Tapi jika yang dimaksud dengan pendengaran dan penglihatan dalam ayat ini adalah fungsinya, maka pencabutan keduanya berarti ketidakmampuan menangkap hakikat dari semua yang dikonsumsinya. Telinga dan mata itu disibukkan dengan hawa nafsu, sehingga pemiliknya dihukum oleh Allah dengan kehilangan fungsi kedua indra itu. Akibatnya, ia melihat namun seakan tidak melihat; ia mendengar tetapi seperti tidak mendengar. Hatinya tidak bisa lagi membedakan antara yang menyakitkannya dengan yang tidak menyakitkannya, tidak mampu memilah antara yang diinginkannya dengan yang tidak diinginkannya. Tidak ada lagi pengaruh apa-apa ketika ia diuji (ditimpa musibah). Nasihat yang disampaikan juga tidak mempan di hadapannya. Ia tidak tahu sedang berada di mana, apa yang diinginkan darinya, dan akan dibawa ke mana dirinya. Yang ia pikirkan hanyalah kesenangan dunianya, tanpa berpikir sama sekali tentang kerugiannya di Akhirat. Ia tidak mengambil pelajaran dari sahabat dan teman-temannya. Ia juga tidak mempersiapkan bekal untuk perjalanan hidupnya kelak. Semoga Allah tidak mencabut fungsi indra kita. Karena itu adalah kondisi paling buruk yang dialami manusia." [Shaidul Khâthir, hal. 105]

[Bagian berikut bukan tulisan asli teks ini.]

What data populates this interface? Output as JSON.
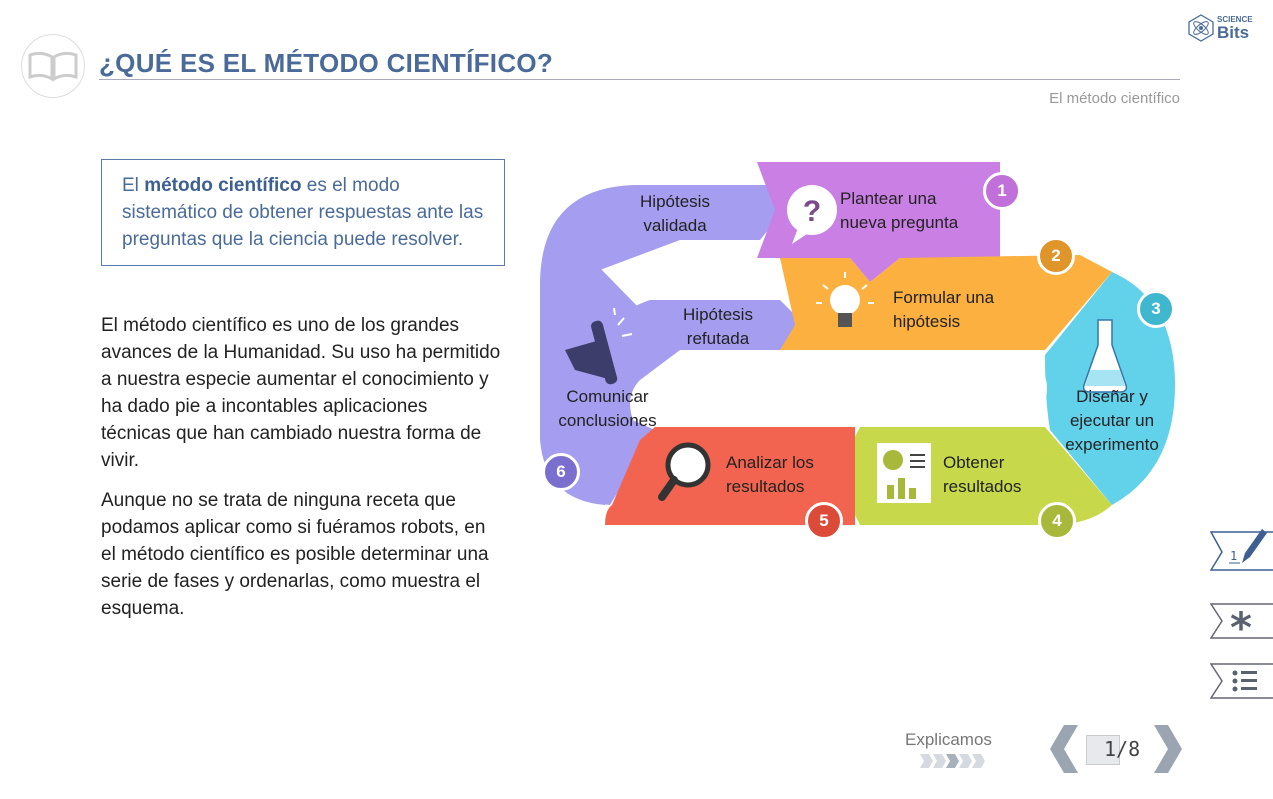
{
  "header": {
    "title": "¿QUÉ ES EL MÉTODO CIENTÍFICO?",
    "subtitle": "El método científico",
    "logo_top": "SCIENCE",
    "logo_bottom": "Bits"
  },
  "definition": {
    "pre": "El ",
    "bold": "método científico",
    "post": " es el modo sistemático de obtener respuestas ante las preguntas que la ciencia puede resolver."
  },
  "paragraphs": [
    "El método científico es uno de los grandes avances de la Humanidad. Su uso ha permitido a nuestra especie aumentar el conocimiento y ha dado pie a incontables aplicaciones técnicas que han cambiado nuestra forma de vivir.",
    "Aunque no se trata de ninguna receta que podamos aplicar como si fuéramos robots, en el método científico es posible determinar una serie de fases y ordenarlas, como muestra el esquema."
  ],
  "diagram": {
    "steps": [
      {
        "num": "1",
        "label": "Plantear una nueva pregunta",
        "color": "#c97fe3",
        "badge": "#c070d8",
        "icon": "question-bubble-icon"
      },
      {
        "num": "2",
        "label": "Formular una hipótesis",
        "color": "#fbb040",
        "badge": "#e0952a",
        "icon": "lightbulb-icon"
      },
      {
        "num": "3",
        "label": "Diseñar y ejecutar un experimento",
        "color": "#62d1ea",
        "badge": "#3eb7cf",
        "icon": "flask-icon"
      },
      {
        "num": "4",
        "label": "Obtener resultados",
        "color": "#c8d84b",
        "badge": "#a8b83a",
        "icon": "report-chart-icon"
      },
      {
        "num": "5",
        "label": "Analizar los resultados",
        "color": "#f2644f",
        "badge": "#dc4a38",
        "icon": "magnifier-icon"
      },
      {
        "num": "6",
        "label": "Comunicar conclusiones",
        "color": "#a59ef0",
        "badge": "#7a6fcf",
        "icon": "megaphone-icon"
      }
    ],
    "validated": "Hipótesis validada",
    "refuted": "Hipótesis refutada"
  },
  "footer": {
    "section": "Explicamos",
    "page_current": "1",
    "page_total": "/8",
    "progress_active_index": 2,
    "progress_count": 5
  },
  "side_tools": {
    "notes_number": "1"
  },
  "colors": {
    "accent": "#4a6b9a",
    "nav": "#9aa5b1"
  }
}
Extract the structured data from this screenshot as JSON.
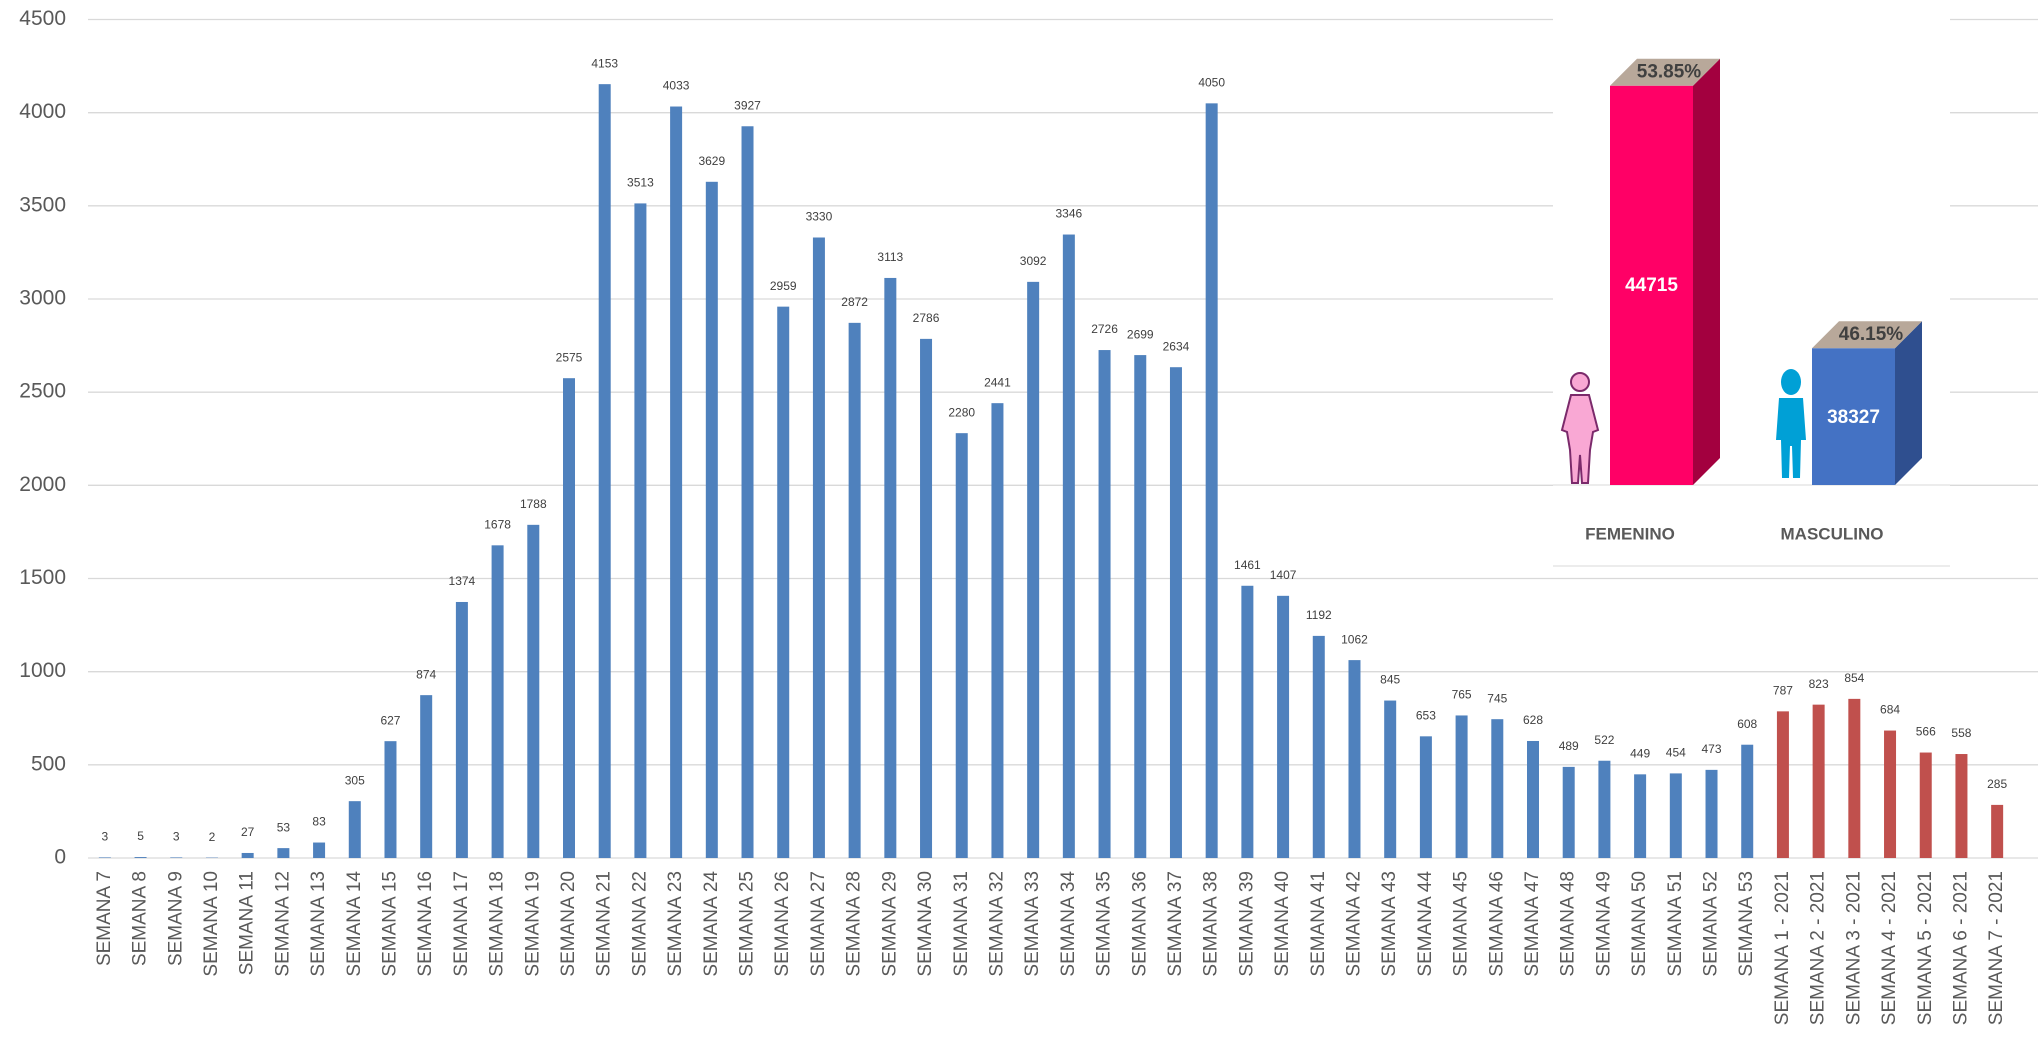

Aku Tidak Kuasa Melihat, Mendengar, dan Berbicara
Di antara bentuk hati yang keras adalah: tuli, tidak mendengar kebenaran; bisu, tidak bisa berbicara tentang kebenaran; dan buta, tidak bisa melihat kebenaran. Jadi, hubungan antara hati dan kebenaran ibarat hubungan antara telinga yang tuli dengan suara, antara mata yang buta dengan warna, atau antara lidah yang bisu dengan kata-kata. Dengan demikian, dapat diketahui bahwa ketulian, kebisuan, dan kebutaan hati dalam hal ini merupakan inti/pokok, sedangkan ketulian, kebisuan, dan kebutaan indra adalah cabang dan efek dari kondisi hati yang seperti itu. Oleh karena itu, Allah—Subhânahu wa Ta`âlâ—berfirman (yang artinya): "Mereka tidak buta mata, melainkan buta hati yang ada di dalam dada." [QS. Al-Hajj: 46]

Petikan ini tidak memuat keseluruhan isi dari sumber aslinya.